Everyone over the age of 35 almost certainly remembers the day the wall came down. Or rather, the days, for 9 November 1989 was only the climax of a revolution that had begun with August’s “friendship picnic”, when Hungary opened its border with Austria and kicked off a party that lasted until the new year. At least, it turned into a party. But the outcome seemed far more uncertain at the time. Each day that autumn began in fear that the forces of repression would return and gun down the hopeful demonstrators, and each evening ended in hope. The humble Trabant became a symbol of courage. The border with the west became the venue for a carnival of people power. It was history’s version of Woodstock.
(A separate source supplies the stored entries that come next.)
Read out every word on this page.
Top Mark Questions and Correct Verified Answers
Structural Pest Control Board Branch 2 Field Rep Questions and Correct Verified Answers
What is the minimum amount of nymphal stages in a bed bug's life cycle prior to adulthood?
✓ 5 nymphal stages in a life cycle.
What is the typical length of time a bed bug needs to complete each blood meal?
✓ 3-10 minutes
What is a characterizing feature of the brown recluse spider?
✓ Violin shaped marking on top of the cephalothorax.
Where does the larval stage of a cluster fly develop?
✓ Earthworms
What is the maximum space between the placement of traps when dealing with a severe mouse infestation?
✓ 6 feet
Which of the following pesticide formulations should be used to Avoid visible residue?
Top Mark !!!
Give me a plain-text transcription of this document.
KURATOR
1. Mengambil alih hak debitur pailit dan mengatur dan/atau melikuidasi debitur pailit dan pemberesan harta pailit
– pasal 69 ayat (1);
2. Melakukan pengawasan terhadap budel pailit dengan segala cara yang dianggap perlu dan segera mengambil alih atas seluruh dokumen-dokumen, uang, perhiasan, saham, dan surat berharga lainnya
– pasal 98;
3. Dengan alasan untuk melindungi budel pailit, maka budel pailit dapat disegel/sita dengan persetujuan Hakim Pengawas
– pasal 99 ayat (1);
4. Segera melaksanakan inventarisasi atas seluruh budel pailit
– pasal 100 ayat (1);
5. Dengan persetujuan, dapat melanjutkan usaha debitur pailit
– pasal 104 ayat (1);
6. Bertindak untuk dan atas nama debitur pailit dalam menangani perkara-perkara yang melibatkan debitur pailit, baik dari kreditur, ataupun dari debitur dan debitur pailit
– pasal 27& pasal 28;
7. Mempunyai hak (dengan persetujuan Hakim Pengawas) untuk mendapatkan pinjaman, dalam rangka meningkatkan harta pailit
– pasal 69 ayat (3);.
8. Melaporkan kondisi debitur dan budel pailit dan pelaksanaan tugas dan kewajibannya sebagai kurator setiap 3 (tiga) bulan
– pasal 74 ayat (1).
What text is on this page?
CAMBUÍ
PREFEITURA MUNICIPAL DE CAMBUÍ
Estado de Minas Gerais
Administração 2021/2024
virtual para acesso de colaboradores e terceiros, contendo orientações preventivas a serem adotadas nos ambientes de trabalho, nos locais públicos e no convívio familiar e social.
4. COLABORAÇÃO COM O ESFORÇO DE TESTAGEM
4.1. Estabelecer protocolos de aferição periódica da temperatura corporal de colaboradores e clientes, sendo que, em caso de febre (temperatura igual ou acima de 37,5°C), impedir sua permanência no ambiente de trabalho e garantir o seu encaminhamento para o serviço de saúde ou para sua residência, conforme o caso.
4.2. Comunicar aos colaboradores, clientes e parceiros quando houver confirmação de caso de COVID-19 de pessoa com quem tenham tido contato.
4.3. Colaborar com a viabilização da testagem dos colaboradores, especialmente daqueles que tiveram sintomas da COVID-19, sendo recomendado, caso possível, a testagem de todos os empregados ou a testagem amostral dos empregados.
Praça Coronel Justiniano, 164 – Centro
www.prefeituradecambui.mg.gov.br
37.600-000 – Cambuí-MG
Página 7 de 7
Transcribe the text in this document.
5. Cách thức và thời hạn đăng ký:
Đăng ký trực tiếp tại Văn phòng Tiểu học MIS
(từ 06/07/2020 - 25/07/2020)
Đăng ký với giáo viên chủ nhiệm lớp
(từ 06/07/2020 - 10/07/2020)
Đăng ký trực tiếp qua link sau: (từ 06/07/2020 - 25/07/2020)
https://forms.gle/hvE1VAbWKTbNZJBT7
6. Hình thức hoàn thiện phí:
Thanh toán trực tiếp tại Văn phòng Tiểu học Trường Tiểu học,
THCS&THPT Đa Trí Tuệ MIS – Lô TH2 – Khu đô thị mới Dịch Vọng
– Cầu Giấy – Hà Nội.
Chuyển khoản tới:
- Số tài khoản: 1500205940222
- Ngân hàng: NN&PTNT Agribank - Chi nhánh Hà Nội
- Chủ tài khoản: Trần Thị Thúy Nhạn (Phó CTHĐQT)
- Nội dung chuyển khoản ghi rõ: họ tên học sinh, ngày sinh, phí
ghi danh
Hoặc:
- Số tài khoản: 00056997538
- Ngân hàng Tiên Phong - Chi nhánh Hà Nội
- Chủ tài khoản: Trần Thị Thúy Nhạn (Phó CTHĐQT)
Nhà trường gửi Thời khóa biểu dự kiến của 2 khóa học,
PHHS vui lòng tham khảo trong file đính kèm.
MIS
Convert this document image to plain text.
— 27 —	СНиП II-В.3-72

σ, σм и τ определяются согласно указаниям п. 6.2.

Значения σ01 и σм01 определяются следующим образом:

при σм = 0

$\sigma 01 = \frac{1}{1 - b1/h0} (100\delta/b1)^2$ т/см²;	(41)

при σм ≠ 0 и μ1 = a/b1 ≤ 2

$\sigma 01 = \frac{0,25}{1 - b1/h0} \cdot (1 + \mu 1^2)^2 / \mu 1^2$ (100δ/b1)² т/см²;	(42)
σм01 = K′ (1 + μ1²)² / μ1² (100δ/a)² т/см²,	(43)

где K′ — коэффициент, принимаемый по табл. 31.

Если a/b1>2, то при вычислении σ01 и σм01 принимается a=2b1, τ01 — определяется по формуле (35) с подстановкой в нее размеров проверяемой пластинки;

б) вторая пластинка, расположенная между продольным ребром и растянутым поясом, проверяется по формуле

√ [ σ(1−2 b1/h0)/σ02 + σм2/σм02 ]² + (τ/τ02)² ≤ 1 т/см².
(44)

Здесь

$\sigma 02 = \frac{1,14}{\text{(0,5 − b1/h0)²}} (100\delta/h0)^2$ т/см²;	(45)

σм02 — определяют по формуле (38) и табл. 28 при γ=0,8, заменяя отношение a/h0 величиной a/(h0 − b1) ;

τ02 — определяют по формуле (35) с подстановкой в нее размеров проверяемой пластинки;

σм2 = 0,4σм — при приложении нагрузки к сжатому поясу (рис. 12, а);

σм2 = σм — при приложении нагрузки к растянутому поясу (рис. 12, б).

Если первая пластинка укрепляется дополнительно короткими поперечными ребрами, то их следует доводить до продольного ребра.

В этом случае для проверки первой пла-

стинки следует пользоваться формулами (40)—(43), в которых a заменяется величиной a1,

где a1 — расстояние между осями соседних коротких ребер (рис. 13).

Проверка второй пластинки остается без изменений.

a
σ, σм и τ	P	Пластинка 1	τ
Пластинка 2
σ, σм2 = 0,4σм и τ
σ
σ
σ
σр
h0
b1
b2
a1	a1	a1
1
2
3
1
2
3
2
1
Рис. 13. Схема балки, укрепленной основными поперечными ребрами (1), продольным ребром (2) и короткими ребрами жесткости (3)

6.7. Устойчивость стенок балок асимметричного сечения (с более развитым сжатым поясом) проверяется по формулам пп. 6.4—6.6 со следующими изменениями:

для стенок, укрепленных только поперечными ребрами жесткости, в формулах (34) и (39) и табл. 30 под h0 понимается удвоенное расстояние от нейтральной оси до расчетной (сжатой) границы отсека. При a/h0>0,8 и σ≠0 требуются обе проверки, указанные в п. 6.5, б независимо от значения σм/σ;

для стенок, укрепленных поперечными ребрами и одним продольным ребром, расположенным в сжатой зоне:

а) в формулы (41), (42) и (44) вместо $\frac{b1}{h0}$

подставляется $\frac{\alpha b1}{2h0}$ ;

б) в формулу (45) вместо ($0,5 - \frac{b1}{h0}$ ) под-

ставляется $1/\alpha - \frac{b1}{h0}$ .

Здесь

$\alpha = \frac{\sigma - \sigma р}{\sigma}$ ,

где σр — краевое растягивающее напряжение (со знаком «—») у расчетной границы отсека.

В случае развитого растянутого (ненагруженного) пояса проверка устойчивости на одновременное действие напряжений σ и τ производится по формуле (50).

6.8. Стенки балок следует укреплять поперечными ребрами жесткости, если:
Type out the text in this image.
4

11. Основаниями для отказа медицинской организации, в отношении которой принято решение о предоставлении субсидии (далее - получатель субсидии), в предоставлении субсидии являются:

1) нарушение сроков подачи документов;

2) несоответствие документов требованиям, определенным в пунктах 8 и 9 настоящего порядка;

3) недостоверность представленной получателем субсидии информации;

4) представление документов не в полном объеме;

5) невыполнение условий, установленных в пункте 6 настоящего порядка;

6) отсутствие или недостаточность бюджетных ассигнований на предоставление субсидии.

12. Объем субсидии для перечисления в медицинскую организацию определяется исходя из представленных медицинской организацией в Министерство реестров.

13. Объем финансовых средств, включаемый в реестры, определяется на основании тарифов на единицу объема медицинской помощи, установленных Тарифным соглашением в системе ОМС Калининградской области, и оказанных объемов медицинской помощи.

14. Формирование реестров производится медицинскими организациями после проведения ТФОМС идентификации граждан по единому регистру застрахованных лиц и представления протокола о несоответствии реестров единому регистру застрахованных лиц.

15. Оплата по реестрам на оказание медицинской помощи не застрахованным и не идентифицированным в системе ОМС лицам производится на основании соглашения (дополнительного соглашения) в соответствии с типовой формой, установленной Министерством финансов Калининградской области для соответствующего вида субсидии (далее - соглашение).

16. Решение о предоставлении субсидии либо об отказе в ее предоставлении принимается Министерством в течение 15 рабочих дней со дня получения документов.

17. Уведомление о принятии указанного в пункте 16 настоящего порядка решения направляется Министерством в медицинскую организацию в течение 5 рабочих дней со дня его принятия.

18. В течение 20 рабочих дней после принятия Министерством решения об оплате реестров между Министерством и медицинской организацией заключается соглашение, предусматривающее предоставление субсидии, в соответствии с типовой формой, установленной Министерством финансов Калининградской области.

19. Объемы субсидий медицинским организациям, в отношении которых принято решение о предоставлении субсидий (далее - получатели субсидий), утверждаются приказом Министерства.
And perhaps the most remarkable thing about it was that it was happening at all. When Ronald Reagan stood in front of the Brandenburg gate in 1987 and challenged the Soviet leader – “Mr Gorbachev, tear down this wall! – it seemed a typical piece of Moscow-baiting Republican hyperbole. In January 1989, when East Germany’s Erich Honecker declared the wall would stand for “50, maybe 100 years”, it did not seem an unrealistic boast. His citizens carried on trying to escape into West Berlin, and his border guards carried on shooting them. By March of that year the death toll stood at 136. The division of Europe that was symbolised by the physical division of Germany’s old capital city seemed a permanent part of the continent’s geography. Nor was it necessarily considered a bad thing. To many of the earlier generation whose lives had been overshadowed by two world wars, a divided Germany seemed to be the best way to safeguard peace in Europe.

This bi-polar world cruelly separated millions of families. But the effects rippled out across the continent. It fragmented a shared cultural inheritance that dated back to the Roman empire. For hundreds of years the ebb and flow of people from central and eastern Europe into Britain’s cities enriched every aspect of life, its music and art, food and wine. After 1945, it dried up. It was no longer commonplace to encounter citizens of Poland or Hungary, nor was it easy to visit great cities like Prague or Krakow or the jewels of east Germany – Dresden or Magdeburg or Leipzig. But that unnatural division did end. The wall came down. And when it did, it liberated Europe and the human imagination. For it proved that nothing made by human hands is irreversible – that, even when every sign points the other way, change is always possible.